I should not write this column. It's like breaking a mirror, walking under a ladder or uttering "Macbeth" in a theater.
The Detroit Tigers are in the World Series — there I said it. Thankfully there are no superstitions or curses in baseball; just ask any Chicago Cubs fan.
Holy Willie Hernandez! They're playing major league baseball in Michigan — and it's October.
Detroit swept the pretentious New York Yankees in playoff baseball en route to the 2012 World Series. In the 2006 World Series, the Tigers stumbled against the St. Louis Cardinals. They'll either have a shot to clip those Cardinal wings or slay the San Francisco Giants in a best-of-seven matchup.
Yep, I'm back on the Tigers' bandwagon faster than a Justin Verlander pitch. This just might be the year we retire 1984.
Against my better baseball judgment, I dug up the past. I found it in a childhood memento box full of action figures and Matchbox cars: a 1984 World Series program.
I was 14 years old again, staring at the glossy faces of Lance Parrish, Dan Petry, Milt Wilcox, Alan Trammell, Kirk Gibson, Larry Herndon, Lou Whitaker and Aurelio Lopez. Tom Brookens, first base coach for the 2012 Detroit Tigers, didn't have gray hair or grand kids back then.
I forgot how a "Magnum P.I." mustache — much like an athletic cup — was required playing equipment.
As I turned the program's pages, Ernie Harwell's voice drifted out of my grandpa's tool shed. When you turned on the shed's light switch on certain summer days a little radio on the same circuit would pop to life with the Voice of the Tigers. Ernie fell silent in 2010; grandpa died in February.
Will the 2012 Tigers take a page out of the 1984 World Series program? I found some words hauntingly familiar.
An article touting the 1984 team's runaway season noted that "Despite the economic upswing of the nation over the last couple years, Detroit has still been mired in unemployment problems which have plagued the entire area for the last several years." Talk about Michigan's past repeating itself.
Speaking of history, I also came across ads in the '84 program for TWA airline tickets, Polaroid camera film, and the "RevolutionAries" Dodge K-car.
The mementos box also yielded a Detroit News newspaper dated Tuesday, Oct. 16, 1984. The front page photo features 2-year-old Kevin Du Mouchelle, large as life, sitting on his father's shoulders at Tiger Stadium.
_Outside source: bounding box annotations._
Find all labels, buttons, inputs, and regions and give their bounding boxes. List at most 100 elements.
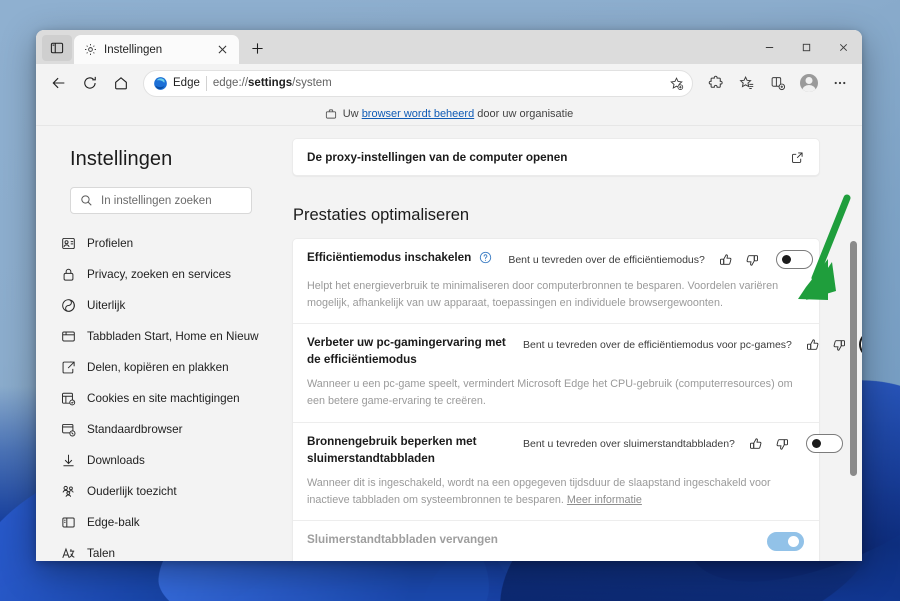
close-icon[interactable] bbox=[212, 40, 232, 60]
open-external-icon[interactable] bbox=[791, 151, 804, 164]
navigation-toolbar: Edge edge://settings/system bbox=[36, 64, 862, 102]
sidebar-item-label: Standaardbrowser bbox=[87, 423, 183, 436]
edge-brand-chip: Edge bbox=[153, 76, 200, 91]
thumbs-up-icon[interactable] bbox=[745, 433, 767, 455]
family-icon bbox=[60, 484, 76, 500]
profile-avatar[interactable] bbox=[794, 69, 823, 98]
edge-brand-label: Edge bbox=[173, 77, 200, 89]
sidebar-item-delen-kopi-ren-en-plakken[interactable]: Delen, kopiëren en plakken bbox=[46, 352, 264, 383]
sidebar-item-edge-balk[interactable]: Edge-balk bbox=[46, 507, 264, 538]
address-bar[interactable]: Edge edge://settings/system bbox=[143, 70, 693, 97]
sidebar-item-label: Ouderlijk toezicht bbox=[87, 485, 177, 498]
more-settings-icon[interactable] bbox=[825, 69, 854, 98]
sidebar-item-label: Cookies en site machtigingen bbox=[87, 392, 240, 405]
back-icon[interactable] bbox=[44, 69, 73, 98]
feedback-question: Bent u tevreden over de efficiëntiemodus… bbox=[508, 254, 705, 266]
setting-description: Wanneer u een pc-game speelt, vermindert… bbox=[307, 376, 804, 409]
share-icon bbox=[60, 360, 76, 376]
managed-banner-link[interactable]: browser wordt beheerd bbox=[362, 108, 475, 120]
new-tab-button[interactable] bbox=[245, 36, 269, 60]
toggle-knob bbox=[788, 536, 799, 547]
setting-title: Efficiëntiemodus inschakelen bbox=[307, 250, 471, 267]
settings-main-panel: De proxy-instellingen van de computer op… bbox=[274, 126, 862, 561]
settings-sidebar: Instellingen In instellingen zoeken Prof… bbox=[36, 126, 274, 561]
toggle-sleeping-tabs[interactable] bbox=[806, 434, 843, 453]
feedback-group: Bent u tevreden over sluimerstandtabblad… bbox=[523, 433, 793, 455]
sidebar-item-downloads[interactable]: Downloads bbox=[46, 445, 264, 476]
toggle-knob bbox=[782, 255, 791, 264]
learn-more-link[interactable]: Meer informatie bbox=[567, 494, 642, 506]
thumbs-up-icon[interactable] bbox=[715, 249, 737, 271]
tab-strip: Instellingen bbox=[36, 30, 862, 64]
sidebar-item-uiterlijk[interactable]: Uiterlijk bbox=[46, 290, 264, 321]
search-icon bbox=[80, 194, 93, 207]
sidebar-item-label: Uiterlijk bbox=[87, 299, 125, 312]
sidebar-item-tabbladen-start-home-en-nieuw[interactable]: Tabbladen Start, Home en Nieuw bbox=[46, 321, 264, 352]
sidebar-item-label: Tabbladen Start, Home en Nieuw bbox=[87, 330, 259, 343]
close-button[interactable] bbox=[825, 30, 862, 64]
refresh-icon[interactable] bbox=[75, 69, 104, 98]
toggle-knob bbox=[812, 439, 821, 448]
thumbs-up-icon[interactable] bbox=[802, 334, 824, 356]
edge-bar-icon bbox=[60, 515, 76, 531]
managed-browser-banner: Uw browser wordt beheerd door uw organis… bbox=[36, 102, 862, 126]
split-screen-icon[interactable] bbox=[763, 69, 792, 98]
extensions-puzzle-icon[interactable] bbox=[701, 69, 730, 98]
setting-description: Tabbladen worden vervaagd weergegeven bi… bbox=[307, 558, 804, 561]
thumbs-down-icon[interactable] bbox=[741, 249, 763, 271]
default-browser-icon bbox=[60, 422, 76, 438]
setting-description: Helpt het energieverbruik te minimaliser… bbox=[307, 278, 804, 311]
main-vertical-scrollbar[interactable] bbox=[849, 126, 858, 561]
sidebar-item-privacy-zoeken-en-services[interactable]: Privacy, zoeken en services bbox=[46, 259, 264, 290]
omnibox-divider bbox=[206, 76, 207, 91]
open-proxy-settings-row[interactable]: De proxy-instellingen van de computer op… bbox=[293, 139, 819, 175]
proxy-row-label: De proxy-instellingen van de computer op… bbox=[307, 151, 567, 164]
sidebar-item-label: Delen, kopiëren en plakken bbox=[87, 361, 229, 374]
window-controls bbox=[751, 30, 862, 64]
setting-title: Sluimerstandtabbladen vervangen bbox=[307, 532, 498, 549]
proxy-settings-card: De proxy-instellingen van de computer op… bbox=[292, 138, 820, 176]
managed-banner-text: Uw browser wordt beheerd door uw organis… bbox=[343, 108, 574, 120]
languages-icon bbox=[60, 546, 76, 562]
thumbs-down-icon[interactable] bbox=[771, 433, 793, 455]
thumbs-down-icon[interactable] bbox=[828, 334, 850, 356]
sidebar-item-label: Talen bbox=[87, 547, 115, 560]
setting-description: Wanneer dit is ingeschakeld, wordt na ee… bbox=[307, 475, 804, 508]
setting-pc-gaming-efficiency: Verbeter uw pc-gamingervaring met de eff… bbox=[293, 324, 819, 422]
search-input[interactable]: In instellingen zoeken bbox=[70, 187, 252, 214]
sidebar-nav-list: Profielen Privacy, zoeken en services Uite… bbox=[36, 224, 274, 561]
minimize-button[interactable] bbox=[751, 30, 788, 64]
home-icon[interactable] bbox=[106, 69, 135, 98]
page-title: Instellingen bbox=[36, 148, 274, 187]
sidebar-item-cookies-en-site-machtigingen[interactable]: Cookies en site machtigingen bbox=[46, 383, 264, 414]
toggle-fade-sleeping-tabs[interactable] bbox=[767, 532, 804, 551]
browser-tab[interactable]: Instellingen bbox=[74, 35, 239, 64]
profiles-icon bbox=[60, 236, 76, 252]
avatar bbox=[800, 74, 818, 92]
edge-logo-icon bbox=[153, 76, 168, 91]
maximize-button[interactable] bbox=[788, 30, 825, 64]
tab-search-icon[interactable] bbox=[42, 35, 72, 61]
sidebar-item-label: Privacy, zoeken en services bbox=[87, 268, 231, 281]
tab-title: Instellingen bbox=[104, 44, 205, 56]
sidebar-item-profielen[interactable]: Profielen bbox=[46, 228, 264, 259]
lock-icon bbox=[60, 267, 76, 283]
add-favorite-icon[interactable] bbox=[664, 71, 688, 95]
sidebar-item-ouderlijk-toezicht[interactable]: Ouderlijk toezicht bbox=[46, 476, 264, 507]
sidebar-item-talen[interactable]: Talen bbox=[46, 538, 264, 561]
collections-icon[interactable] bbox=[732, 69, 761, 98]
scrollbar-thumb[interactable] bbox=[850, 241, 857, 476]
setting-title: Verbeter uw pc-gamingervaring met de eff… bbox=[307, 335, 507, 369]
gear-icon bbox=[84, 43, 97, 56]
sidebar-item-standaardbrowser[interactable]: Standaardbrowser bbox=[46, 414, 264, 445]
download-icon bbox=[60, 453, 76, 469]
help-circle-icon[interactable] bbox=[479, 251, 492, 269]
tabs-icon bbox=[60, 329, 76, 345]
sidebar-item-label: Profielen bbox=[87, 237, 133, 250]
sidebar-item-label: Edge-balk bbox=[87, 516, 140, 529]
address-bar-url: edge://settings/system bbox=[213, 77, 658, 89]
setting-sleeping-tabs: Bronnengebruik beperken met sluimerstand… bbox=[293, 423, 819, 521]
toggle-efficiency-mode[interactable] bbox=[776, 250, 813, 269]
feedback-group: Bent u tevreden over de efficiëntiemodus… bbox=[508, 249, 763, 271]
search-placeholder: In instellingen zoeken bbox=[101, 195, 212, 207]
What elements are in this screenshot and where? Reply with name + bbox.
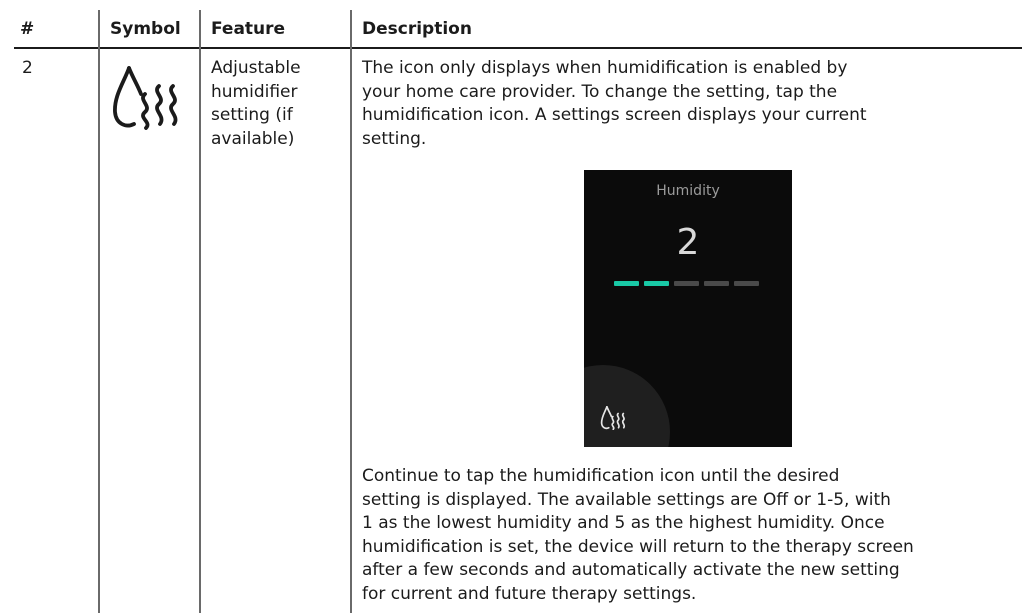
description-line: setting. xyxy=(362,128,427,149)
screen-title: Humidity xyxy=(656,183,720,199)
description-line: humidification icon. A settings screen d… xyxy=(362,105,867,125)
column-divider-2 xyxy=(199,10,201,613)
feature-line: humidifier xyxy=(211,81,298,102)
description-line: humidification is set, the device will r… xyxy=(362,536,914,557)
humidity-segment-active xyxy=(614,281,639,286)
column-divider-1 xyxy=(98,10,100,613)
description-line: The icon only displays when humidificati… xyxy=(362,58,848,78)
humidifier-icon xyxy=(113,66,178,130)
description-line: setting is displayed. The available sett… xyxy=(362,489,891,510)
header-symbol: Symbol xyxy=(110,19,181,39)
humidity-settings-screen: Humidity 2 xyxy=(584,170,792,447)
humidity-segment-inactive xyxy=(704,281,729,286)
description-line: Continue to tap the humidification icon … xyxy=(362,466,840,486)
feature-line: available) xyxy=(211,128,295,149)
header-number: # xyxy=(20,19,35,39)
humidifier-icon xyxy=(600,406,626,430)
feature-table: # Symbol Feature Description 2 Adjustabl… xyxy=(0,0,1022,613)
header-feature: Feature xyxy=(211,19,286,39)
description-line: after a few seconds and automatically ac… xyxy=(362,560,900,580)
feature-line: setting (if xyxy=(211,105,293,125)
header-divider xyxy=(14,47,1022,49)
row-number: 2 xyxy=(22,58,33,78)
humidity-value: 2 xyxy=(676,222,700,263)
humidity-level-indicator xyxy=(614,281,764,287)
description-outro: Continue to tap the humidification icon … xyxy=(362,465,914,606)
description-line: your home care provider. To change the s… xyxy=(362,81,838,102)
feature-line: Adjustable xyxy=(211,58,301,78)
humidity-segment-active xyxy=(644,281,669,286)
description-line: for current and future therapy settings. xyxy=(362,583,697,604)
description-intro: The icon only displays when humidificati… xyxy=(362,57,867,151)
description-line: 1 as the lowest humidity and 5 as the hi… xyxy=(362,513,885,533)
column-divider-3 xyxy=(350,10,352,613)
feature-cell: Adjustable humidifier setting (if availa… xyxy=(211,57,301,151)
humidity-segment-inactive xyxy=(734,281,759,286)
header-description: Description xyxy=(362,19,472,39)
humidity-segment-inactive xyxy=(674,281,699,286)
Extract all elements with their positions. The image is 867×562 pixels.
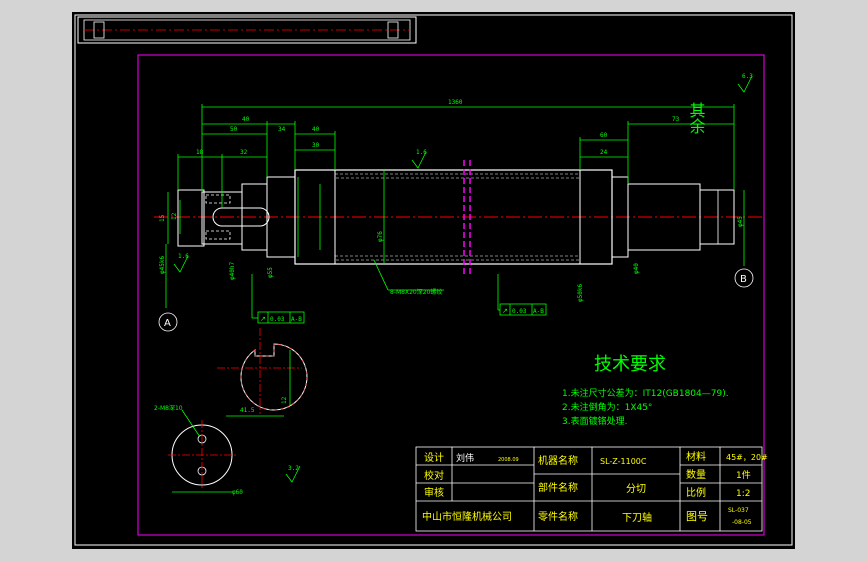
dim-dia-main: φ76 bbox=[377, 231, 384, 242]
tech-line-3: 3.表面镀铬处理. bbox=[562, 415, 627, 427]
tolerance-mid: ↗ 0.03 A-B bbox=[499, 303, 547, 316]
tol-left-val: 0.03 bbox=[270, 316, 285, 323]
section-view-keyway bbox=[217, 328, 308, 417]
ra-main: 1.6 bbox=[416, 149, 427, 156]
dim-dia-right3: φ40 bbox=[633, 263, 640, 274]
dim-dia-left2: φ40h7 bbox=[229, 262, 236, 280]
tb-scale-value: 1:2 bbox=[736, 489, 750, 499]
tb-drawing-no-sub: -08-05 bbox=[732, 519, 752, 526]
section-view-holes bbox=[168, 409, 236, 493]
tb-qty-value: 1件 bbox=[736, 469, 751, 481]
dim-24: 24 bbox=[600, 149, 608, 156]
tolerance-left: ↗ 0.03 A-B bbox=[257, 311, 305, 324]
tol-mid-ref: A-B bbox=[533, 308, 544, 315]
cad-drawing: 1360 40 50 34 40 30 18 32 60 73 24 12 15… bbox=[74, 14, 793, 546]
tb-part-label: 零件名称 bbox=[538, 510, 578, 523]
tech-line-2: 2.未注倒角为：1X45° bbox=[562, 401, 652, 413]
datum-a: A bbox=[158, 312, 178, 332]
dim-15: 15 bbox=[159, 214, 166, 222]
tb-check-label: 校对 bbox=[424, 469, 444, 482]
tb-review-label: 审核 bbox=[424, 486, 444, 499]
hole-pcd: φ60 bbox=[232, 489, 243, 496]
tb-qty-label: 数量 bbox=[686, 468, 706, 481]
dim-40-b: 40 bbox=[312, 126, 320, 133]
dim-dia-left1: φ45k6 bbox=[159, 256, 166, 274]
tb-drawing-no-label: 图号 bbox=[686, 510, 708, 523]
dim-18: 18 bbox=[196, 149, 204, 156]
tb-part-value: 下刀轴 bbox=[622, 511, 652, 524]
tb-scale-label: 比例 bbox=[686, 486, 706, 499]
dim-40-a: 40 bbox=[242, 116, 250, 123]
tech-line-1: 1.未注尺寸公差为：IT12(GB1804—79). bbox=[562, 387, 729, 399]
leaders bbox=[165, 244, 745, 319]
tech-title: 技术要求 bbox=[594, 354, 666, 375]
dim-dia-right2: φ50k6 bbox=[577, 284, 584, 302]
thumbnail-strip[interactable] bbox=[77, 16, 417, 44]
dim-34: 34 bbox=[278, 126, 286, 133]
tb-designer: 刘伟 bbox=[456, 452, 474, 464]
tb-company: 中山市恒隆机械公司 bbox=[422, 510, 512, 523]
tb-drawing-no-value: SL-037 bbox=[728, 507, 749, 514]
dim-overall: 1360 bbox=[448, 99, 463, 106]
roughness-symbols bbox=[173, 75, 753, 483]
tb-machine-value: SL-Z-1100C bbox=[600, 457, 647, 466]
drawing-border bbox=[74, 14, 793, 546]
dim-key-d: 41.5 bbox=[240, 407, 255, 414]
ra-left: 1.6 bbox=[178, 253, 189, 260]
dim-30: 30 bbox=[312, 142, 320, 149]
ra-bottom: 3.2 bbox=[288, 465, 299, 472]
dim-32: 32 bbox=[240, 149, 248, 156]
tb-design-label: 设计 bbox=[424, 451, 444, 464]
svg-text:A: A bbox=[164, 318, 171, 329]
title-block-text: 设计 校对 审核 刘伟 2008.09 机器名称 SL-Z-1100C 部件名称… bbox=[422, 450, 768, 526]
dim-73: 73 bbox=[672, 116, 680, 123]
dim-50: 50 bbox=[230, 126, 238, 133]
dim-key-w: 12 bbox=[281, 396, 288, 404]
hole-note: 2-M8深10 bbox=[154, 404, 183, 412]
datum-b: B bbox=[734, 268, 754, 288]
tol-left-ref: A-B bbox=[291, 316, 302, 323]
tol-mid-sym: ↗ bbox=[502, 307, 508, 315]
svg-text:B: B bbox=[740, 274, 747, 285]
chamfer-note: 8-M8X20深20螺纹 bbox=[390, 288, 442, 296]
dim-12: 12 bbox=[171, 212, 178, 220]
dim-dia-right1: φ45 bbox=[737, 216, 744, 227]
roughness-values: 6.3 1.6 1.6 3.2 bbox=[178, 73, 753, 472]
tb-part-group-value: 分切 bbox=[626, 483, 646, 495]
tb-material-value: 45#，20# bbox=[726, 453, 768, 462]
ra-corner: 6.3 bbox=[742, 73, 753, 80]
tb-design-date: 2008.09 bbox=[498, 457, 519, 463]
tb-material-label: 材料 bbox=[686, 450, 706, 463]
tb-machine-label: 机器名称 bbox=[538, 454, 578, 467]
tech-requirements: 技术要求 1.未注尺寸公差为：IT12(GB1804—79). 2.未注倒角为：… bbox=[562, 354, 729, 427]
tb-part-group-label: 部件名称 bbox=[538, 481, 578, 494]
dim-dia-left3: φ55 bbox=[267, 267, 274, 278]
tol-left-sym: ↗ bbox=[260, 315, 266, 323]
tol-mid-val: 0.03 bbox=[512, 308, 527, 315]
shaft-main-view bbox=[154, 160, 762, 274]
dim-60: 60 bbox=[600, 132, 608, 139]
roughness-corner-label: 其余 bbox=[687, 102, 706, 135]
dimension-labels: 1360 40 50 34 40 30 18 32 60 73 24 12 15… bbox=[159, 99, 744, 302]
cad-viewport[interactable]: 1360 40 50 34 40 30 18 32 60 73 24 12 15… bbox=[72, 12, 795, 549]
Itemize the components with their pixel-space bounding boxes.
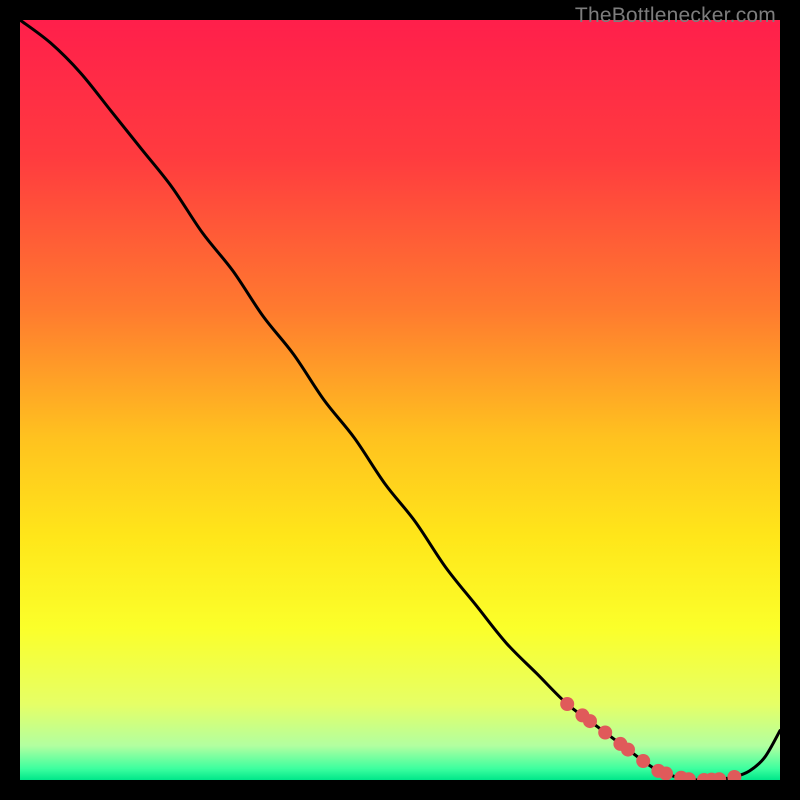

Behind them looms a scoreboard lit with the words "Detroit Tigers: 1984 World Champs."
Kevin Du Mouchelle would be 30 years old now. He was too young to have his hopes dashed in 1987 but he took it on the chin in 2006. Perhaps he, and all Old English D-town fans, can look to the faded newsprint and believe like a child up past their bedtime.
I might be whistling "Macbeth" here, but the Tigers are playing baseball — in October.